Parkinson’s law states that “work expands to fill the time available for its completion.”

This means that if you give yourself a week to complete a two hour task, then (psychologically speaking) the task will increase in complexity and become more daunting so as to fill that week. It may not even fill the extra time with more work, but just stress and tension about having to get it done. By assigning the right amount of time to a task, we gain back more time and the task will reduce in complexity to its natural state.

Read more here.

3. Murphy’s Law

Murphy’s law states that if anything that can possibly go wrong, does.

Whether you believe in this law or not, just remembering it will make you take some extra care (which is a good thing)
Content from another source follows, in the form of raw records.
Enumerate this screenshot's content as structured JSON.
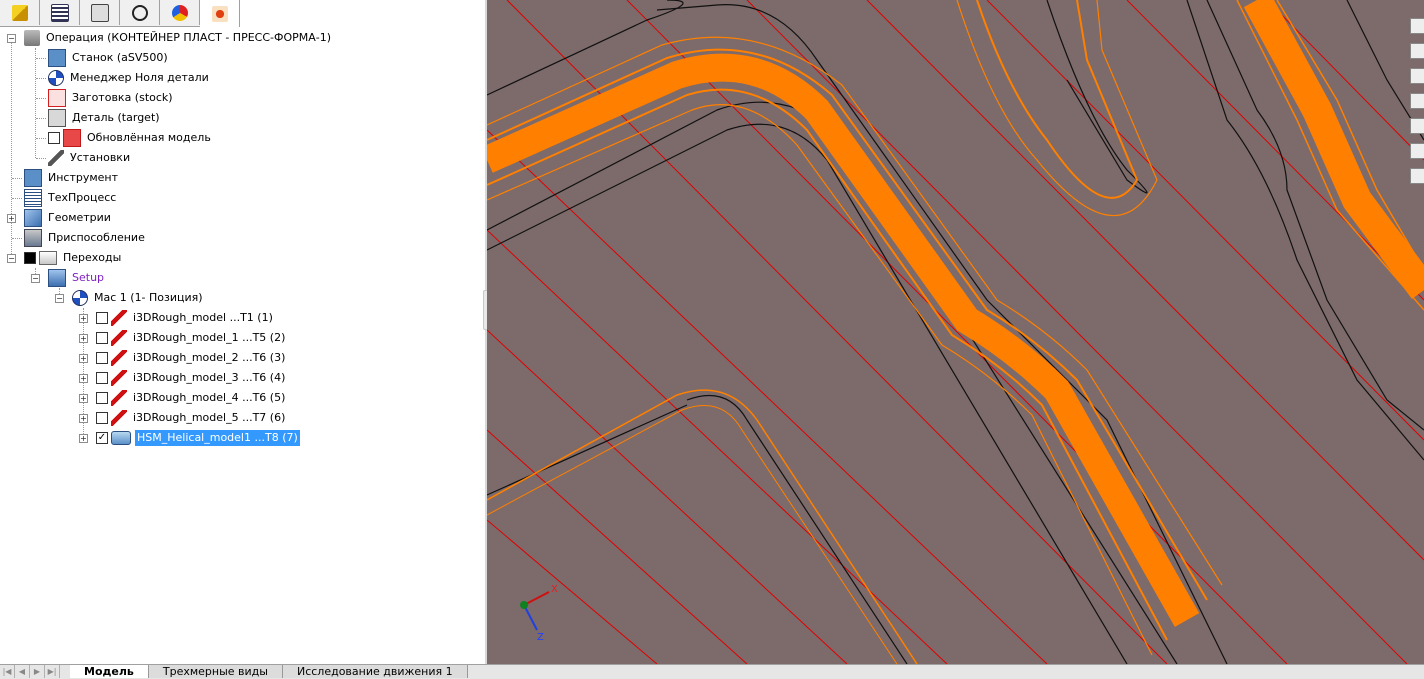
{
  "tabs": [
    {
      "icon": "part-cube-icon"
    },
    {
      "icon": "property-list-icon"
    },
    {
      "icon": "config-tree-icon"
    },
    {
      "icon": "crosshair-icon"
    },
    {
      "icon": "appearance-sphere-icon"
    },
    {
      "icon": "cam-manager-icon",
      "active": true
    }
  ],
  "tree": {
    "operation": "Операция (КОНТЕЙНЕР ПЛАСТ - ПРЕСС-ФОРМА-1)",
    "machine": "Станок (aSV500)",
    "part_zero": "Менеджер Ноля детали",
    "stock": "Заготовка (stock)",
    "target": "Деталь (target)",
    "updated_model": "Обновлённая модель",
    "setups": "Установки",
    "tool": "Инструмент",
    "techprocess": "ТехПроцесс",
    "geometries": "Геометрии",
    "fixture": "Приспособление",
    "transitions": "Переходы",
    "setup": "Setup",
    "mac1": "Mac 1 (1- Позиция)",
    "ops": [
      {
        "label": "i3DRough_model ...T1 (1)",
        "checked": false
      },
      {
        "label": "i3DRough_model_1 ...T5 (2)",
        "checked": false
      },
      {
        "label": "i3DRough_model_2 ...T6 (3)",
        "checked": false
      },
      {
        "label": "i3DRough_model_3 ...T6 (4)",
        "checked": false
      },
      {
        "label": "i3DRough_model_4 ...T6 (5)",
        "checked": false
      },
      {
        "label": "i3DRough_model_5 ...T7 (6)",
        "checked": false
      },
      {
        "label": "HSM_Helical_model1 ...T8 (7)",
        "checked": true,
        "selected": true
      }
    ]
  },
  "viewport": {
    "background": "#7d6a6a",
    "toolpath_color": "#ff8000",
    "axis_x": "X",
    "axis_z": "Z"
  },
  "bottom_tabs": [
    {
      "label": "Модель",
      "active": true
    },
    {
      "label": "Трехмерные виды",
      "active": false
    },
    {
      "label": "Исследование движения 1",
      "active": false
    }
  ]
}
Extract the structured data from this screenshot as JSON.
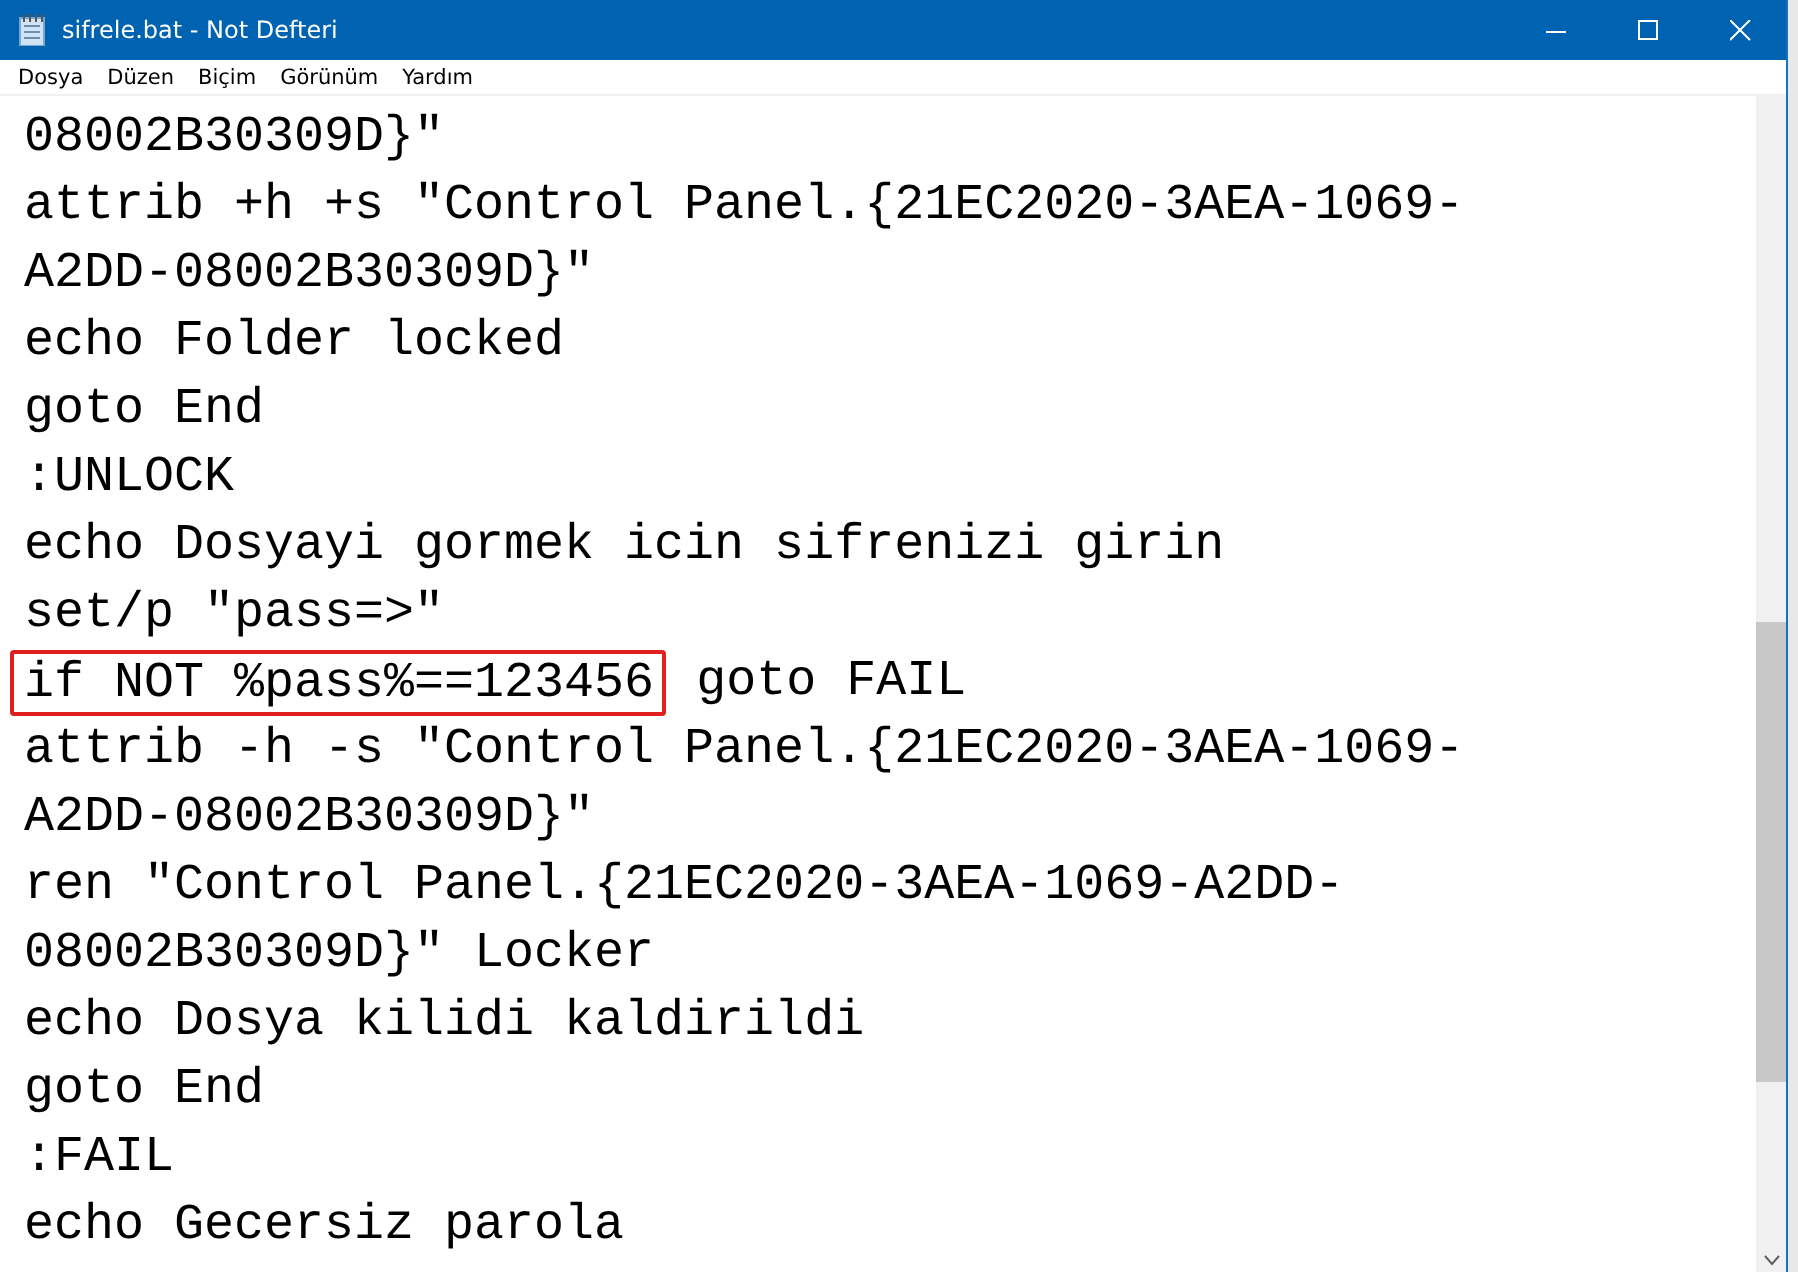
{
  "window": {
    "title": "sifrele.bat - Not Defteri"
  },
  "menu": [
    "Dosya",
    "Düzen",
    "Biçim",
    "Görünüm",
    "Yardım"
  ],
  "editor": {
    "lines": [
      {
        "text": "08002B30309D}\""
      },
      {
        "text": "attrib +h +s \"Control Panel.{21EC2020-3AEA-1069-"
      },
      {
        "text": "A2DD-08002B30309D}\""
      },
      {
        "text": "echo Folder locked"
      },
      {
        "text": "goto End"
      },
      {
        "text": ":UNLOCK"
      },
      {
        "text": "echo Dosyayi gormek icin sifrenizi girin"
      },
      {
        "text": "set/p \"pass=>\""
      },
      {
        "highlight": "if NOT %pass%==123456",
        "text": " goto FAIL"
      },
      {
        "text": "attrib -h -s \"Control Panel.{21EC2020-3AEA-1069-"
      },
      {
        "text": "A2DD-08002B30309D}\""
      },
      {
        "text": "ren \"Control Panel.{21EC2020-3AEA-1069-A2DD-"
      },
      {
        "text": "08002B30309D}\" Locker"
      },
      {
        "text": "echo Dosya kilidi kaldirildi"
      },
      {
        "text": "goto End"
      },
      {
        "text": ":FAIL"
      },
      {
        "text": "echo Gecersiz parola"
      }
    ]
  }
}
For the cynical folks out there, there is a corollary to Murphy’s law which states that – “if anything cannot possibly go wrong, it will”

You can read more here.

4. The Power Law Curve

Power law is a special kind of mathematical relationship between two quantities. When the frequency of an event varies as a power of some attribute of that event (e.g. its size), the frequency is said to follow a power law.

For instance, the number of cities having a certain population size is found to vary as a power of the size of the population, and hence follows a power law. There is evidence that the distributions of a wide variety of physical, biological, and man-made phenomena follow a power law, including the sizes of earthquakes, craters on the moon and of solar flares, the foraging pattern of various species, the sizes of activity patterns of neuronal populations, the frequencies of words in most languages, frequencies of family names, the sizes of power outages and wars, and many other quantities. It also underlies the “80/20 rule” or Pareto distribution governing the distribution of income or wealth within a population.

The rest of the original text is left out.